Houses of worship are important to any community. They build communities’ spirits and spirituality which makes their buildings hallowed halls, and hence, the human psyche and people’s need for immortality made their construction a sought after enterprise. This might also explain the quantity of these halls in almost all societies. In Bahrain for instance, even though it is a small geographic area, I would not be surprised if I learnt that there are hundreds of mosques and ma’atems. I suspect that it probably ranks very high in the ratio of actual worshipers to places of worship. Still, I have absolutely no problem with having them, if people want to build them for whatever motives – hidden or otherwise – then all power to them. At least they keep the construction industry busy!
There are other venues for charity though which should be encouraged, especially those which create sustainable opportunities for the lower income sector of the society; those, unfortunately are not given much attention, or if they are, then that attention in most cases is just transitory.

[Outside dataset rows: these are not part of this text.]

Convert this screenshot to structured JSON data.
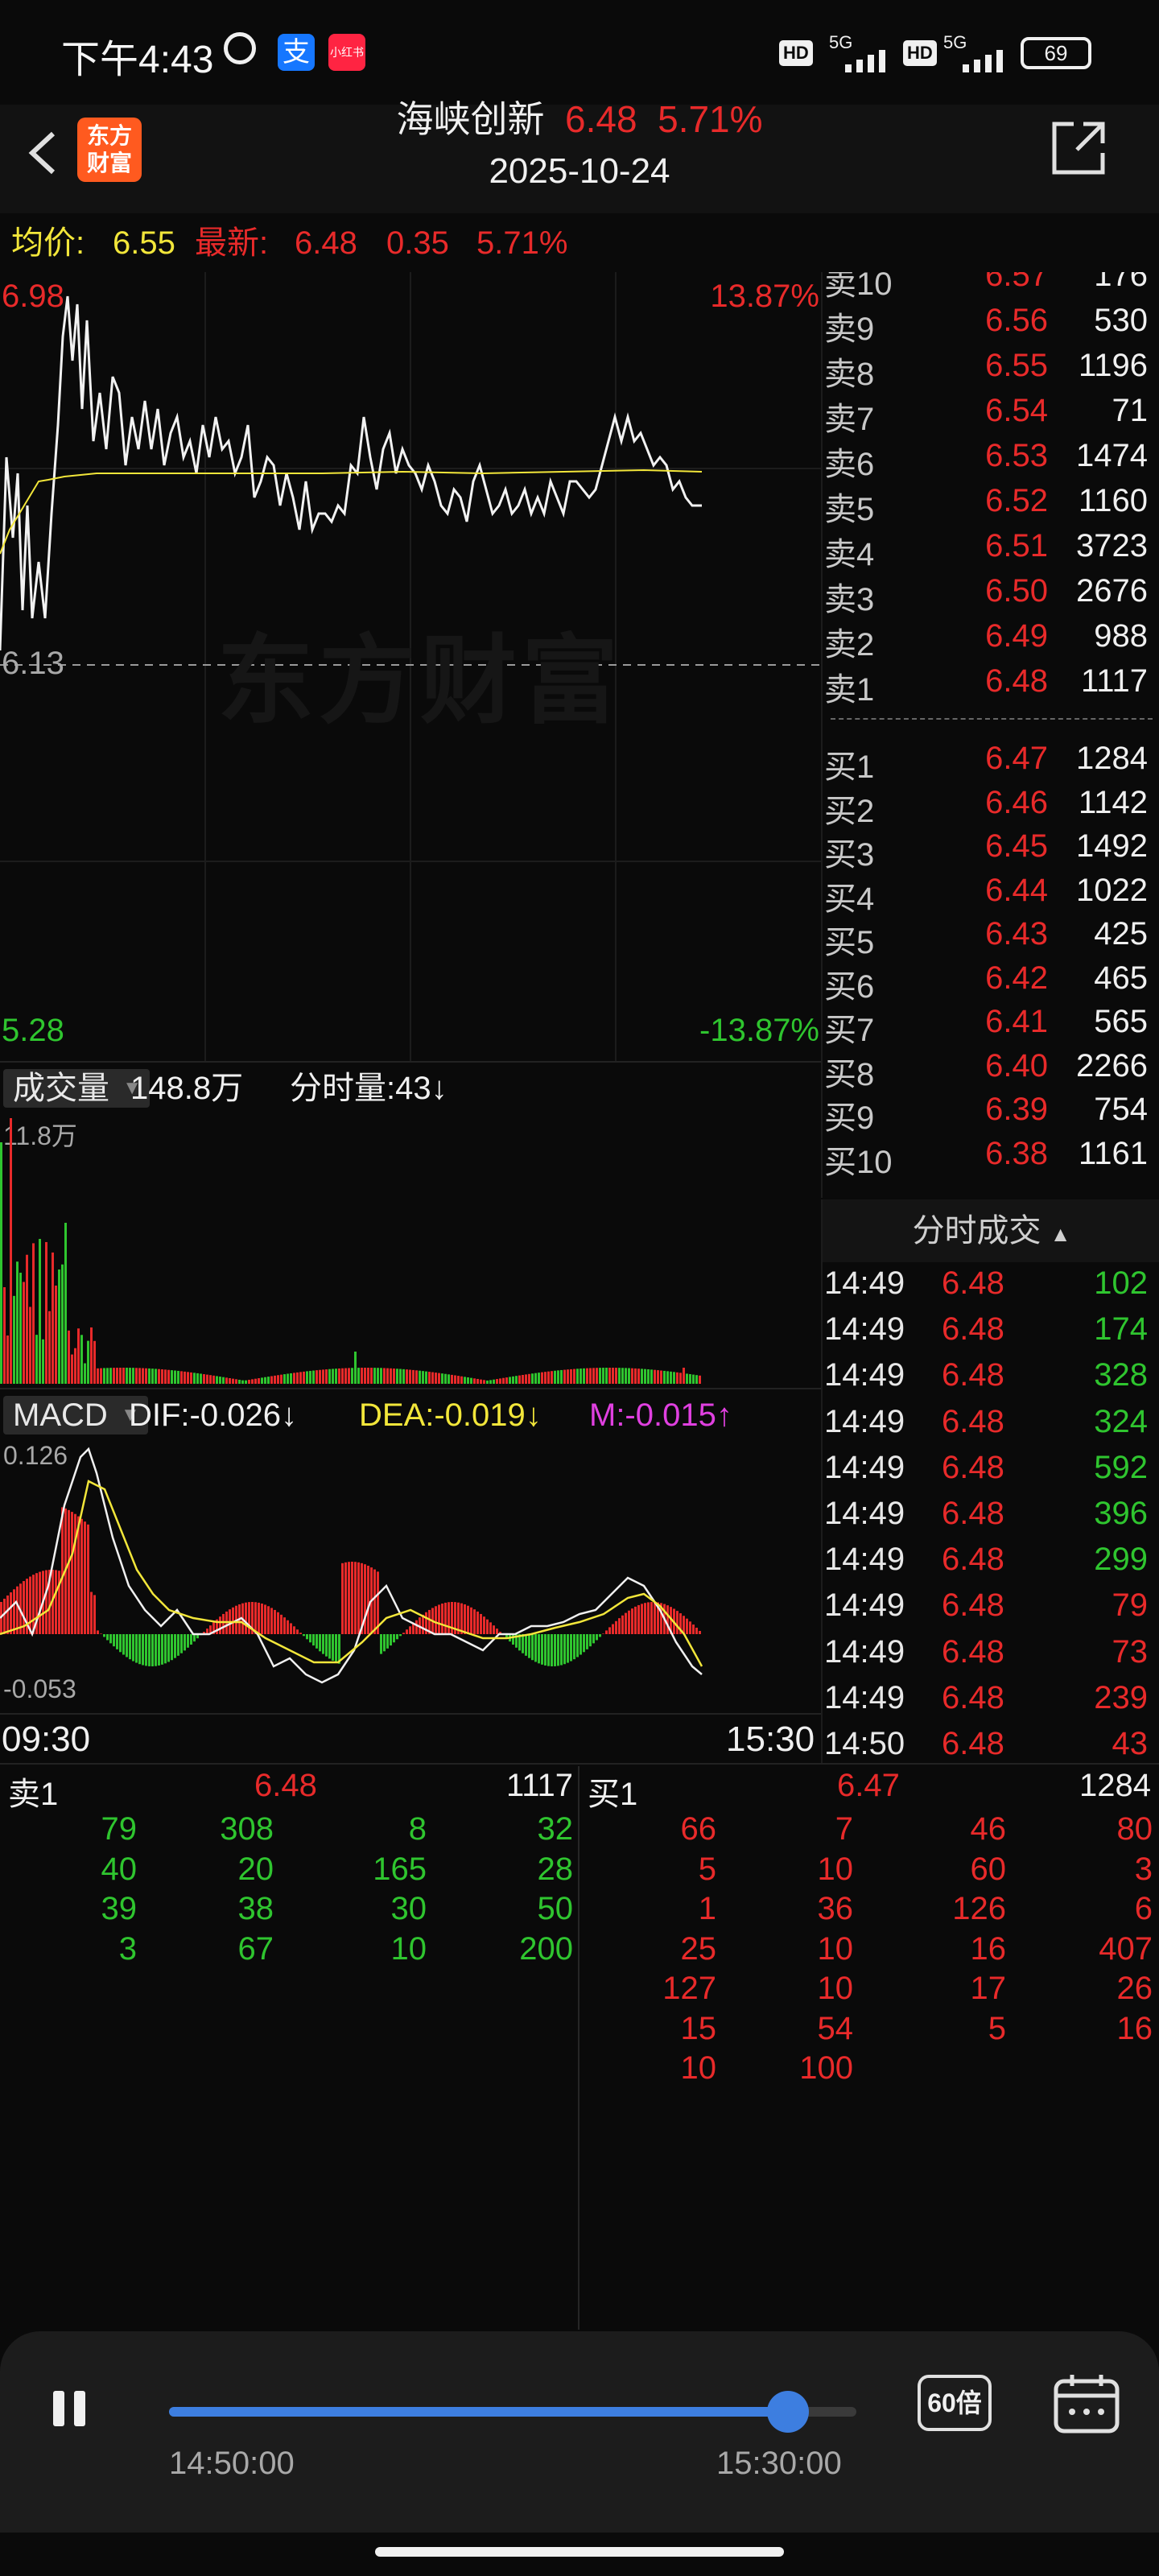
{
  "status_bar": {
    "time": "下午4:43",
    "miniapp": "小红书",
    "network1": "5G",
    "network2": "5G",
    "battery": "69"
  },
  "header": {
    "logo_line1": "东方",
    "logo_line2": "财富",
    "stock_name": "海峡创新",
    "price": "6.48",
    "change_pct": "5.71%",
    "date": "2025-10-24"
  },
  "info_bar": {
    "avg_label": "均价:",
    "avg_value": "6.55",
    "latest_label": "最新:",
    "latest_value": "6.48",
    "change": "0.35",
    "change_pct": "5.71%"
  },
  "price_chart": {
    "high": "6.98",
    "high_pct": "13.87%",
    "prev_close": "6.13",
    "low": "5.28",
    "low_pct": "-13.87%",
    "watermark": "东方财富"
  },
  "volume": {
    "selector": "成交量",
    "total": "148.8万",
    "minute_label": "分时量:43↓",
    "max_label": "11.8万"
  },
  "macd": {
    "selector": "MACD",
    "dif": "DIF:-0.026↓",
    "dea": "DEA:-0.019↓",
    "m": "M:-0.015↑",
    "max_label": "0.126",
    "min_label": "-0.053"
  },
  "time_axis": {
    "start": "09:30",
    "end": "15:30"
  },
  "order_book": {
    "asks": [
      {
        "label": "卖10",
        "price": "6.57",
        "volume": "176"
      },
      {
        "label": "卖9",
        "price": "6.56",
        "volume": "530"
      },
      {
        "label": "卖8",
        "price": "6.55",
        "volume": "1196"
      },
      {
        "label": "卖7",
        "price": "6.54",
        "volume": "71"
      },
      {
        "label": "卖6",
        "price": "6.53",
        "volume": "1474"
      },
      {
        "label": "卖5",
        "price": "6.52",
        "volume": "1160"
      },
      {
        "label": "卖4",
        "price": "6.51",
        "volume": "3723"
      },
      {
        "label": "卖3",
        "price": "6.50",
        "volume": "2676"
      },
      {
        "label": "卖2",
        "price": "6.49",
        "volume": "988"
      },
      {
        "label": "卖1",
        "price": "6.48",
        "volume": "1117"
      }
    ],
    "bids": [
      {
        "label": "买1",
        "price": "6.47",
        "volume": "1284"
      },
      {
        "label": "买2",
        "price": "6.46",
        "volume": "1142"
      },
      {
        "label": "买3",
        "price": "6.45",
        "volume": "1492"
      },
      {
        "label": "买4",
        "price": "6.44",
        "volume": "1022"
      },
      {
        "label": "买5",
        "price": "6.43",
        "volume": "425"
      },
      {
        "label": "买6",
        "price": "6.42",
        "volume": "465"
      },
      {
        "label": "买7",
        "price": "6.41",
        "volume": "565"
      },
      {
        "label": "买8",
        "price": "6.40",
        "volume": "2266"
      },
      {
        "label": "买9",
        "price": "6.39",
        "volume": "754"
      },
      {
        "label": "买10",
        "price": "6.38",
        "volume": "1161"
      }
    ]
  },
  "ticks": {
    "title": "分时成交",
    "rows": [
      {
        "time": "14:49",
        "price": "6.48",
        "volume": "102",
        "dir": "green"
      },
      {
        "time": "14:49",
        "price": "6.48",
        "volume": "174",
        "dir": "green"
      },
      {
        "time": "14:49",
        "price": "6.48",
        "volume": "328",
        "dir": "green"
      },
      {
        "time": "14:49",
        "price": "6.48",
        "volume": "324",
        "dir": "green"
      },
      {
        "time": "14:49",
        "price": "6.48",
        "volume": "592",
        "dir": "green"
      },
      {
        "time": "14:49",
        "price": "6.48",
        "volume": "396",
        "dir": "green"
      },
      {
        "time": "14:49",
        "price": "6.48",
        "volume": "299",
        "dir": "green"
      },
      {
        "time": "14:49",
        "price": "6.48",
        "volume": "79",
        "dir": "red"
      },
      {
        "time": "14:49",
        "price": "6.48",
        "volume": "73",
        "dir": "red"
      },
      {
        "time": "14:49",
        "price": "6.48",
        "volume": "239",
        "dir": "red"
      },
      {
        "time": "14:50",
        "price": "6.48",
        "volume": "43",
        "dir": "red"
      }
    ]
  },
  "queue": {
    "sell_label": "卖1",
    "sell_price": "6.48",
    "sell_volume": "1117",
    "buy_label": "买1",
    "buy_price": "6.47",
    "buy_volume": "1284",
    "sell_rows": [
      [
        "79",
        "308",
        "8",
        "32"
      ],
      [
        "40",
        "20",
        "165",
        "28"
      ],
      [
        "39",
        "38",
        "30",
        "50"
      ],
      [
        "3",
        "67",
        "10",
        "200"
      ]
    ],
    "buy_rows": [
      [
        "66",
        "7",
        "46",
        "80"
      ],
      [
        "5",
        "10",
        "60",
        "3"
      ],
      [
        "1",
        "36",
        "126",
        "6"
      ],
      [
        "25",
        "10",
        "16",
        "407"
      ],
      [
        "127",
        "10",
        "17",
        "26"
      ],
      [
        "15",
        "54",
        "5",
        "16"
      ],
      [
        "10",
        "100",
        "",
        ""
      ]
    ]
  },
  "playback": {
    "start_time": "14:50:00",
    "end_time": "15:30:00",
    "progress": 0.9,
    "speed": "60倍"
  },
  "colors": {
    "up": "#e82a2a",
    "down": "#2fc52f",
    "avg_line": "#f2e63a",
    "accent": "#3d7ee0"
  }
}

I believe that the best way to offer a helping hand to anyone is to ensure that help not only provide transitory relief, but sustainable windows of opportunities to the person or community. I believe the best way of ensuring this is to provide the person with education, be that academic or vocational, in order for that person to get and hold a job to better themselves and their family’s lot.
Fortunately for us here in Bahrain, although income taxation does not exist, people and families with money have always contributed in this stream, building houses, hospitals, clinics, university classes or buildings and even sponsoring university chairs and of course students. These are extremely worthy cases which should be recognised and encouraged. I just wonder had those people who chose to build religious buildings put their money in these kind of pursuits, how many families they might have saved and rescued from poverty or unemployment too?
I am especially heartened, then, to learn today that one of the leading investment banks in Bahrain, Ithmar, in cooperation with the newly rebranded Royal Charity Organisation is offering comprehensive educational sponsorships to Bahraini orphans. Six orphans every year are to be sponsored to attend private schools in Bahrain – which offer a much better educational standard than government schools – from 2nd through to 12th grades as well as ten orphans to be sponsored to attend university for undergraduate studies.
Just imagine the impact such a program will have on the students, their families and their community in the future. Especially when you consider the refusal of the bank to base its selection of students on anything but academic achievements. Imagine the transformation of the orphans’ future; one that goes probably from rather bleak for most of these orphaned kids through to that which might very probably be bright and full of promise.
Thank you Ithmar and RCO for thinking out of the box and providing these opportunities for our fellow citizens who by your actions now will have something to look forward to.
I hope that this action will provide the impetus for other banks and business families to follow suit. Maybe, they can learn a little from what the Al-A’ali foundation have done over the last few years in their own undergraduate sponsorship programs. They have certainly been the pioneer of selflessly opening the windows of opportunities to their fellow Bahrainis, as I am sure that other families surreptitiously do too.
It is things like these that make me a very proud Bahraini. It is things like these that engenders patriotism.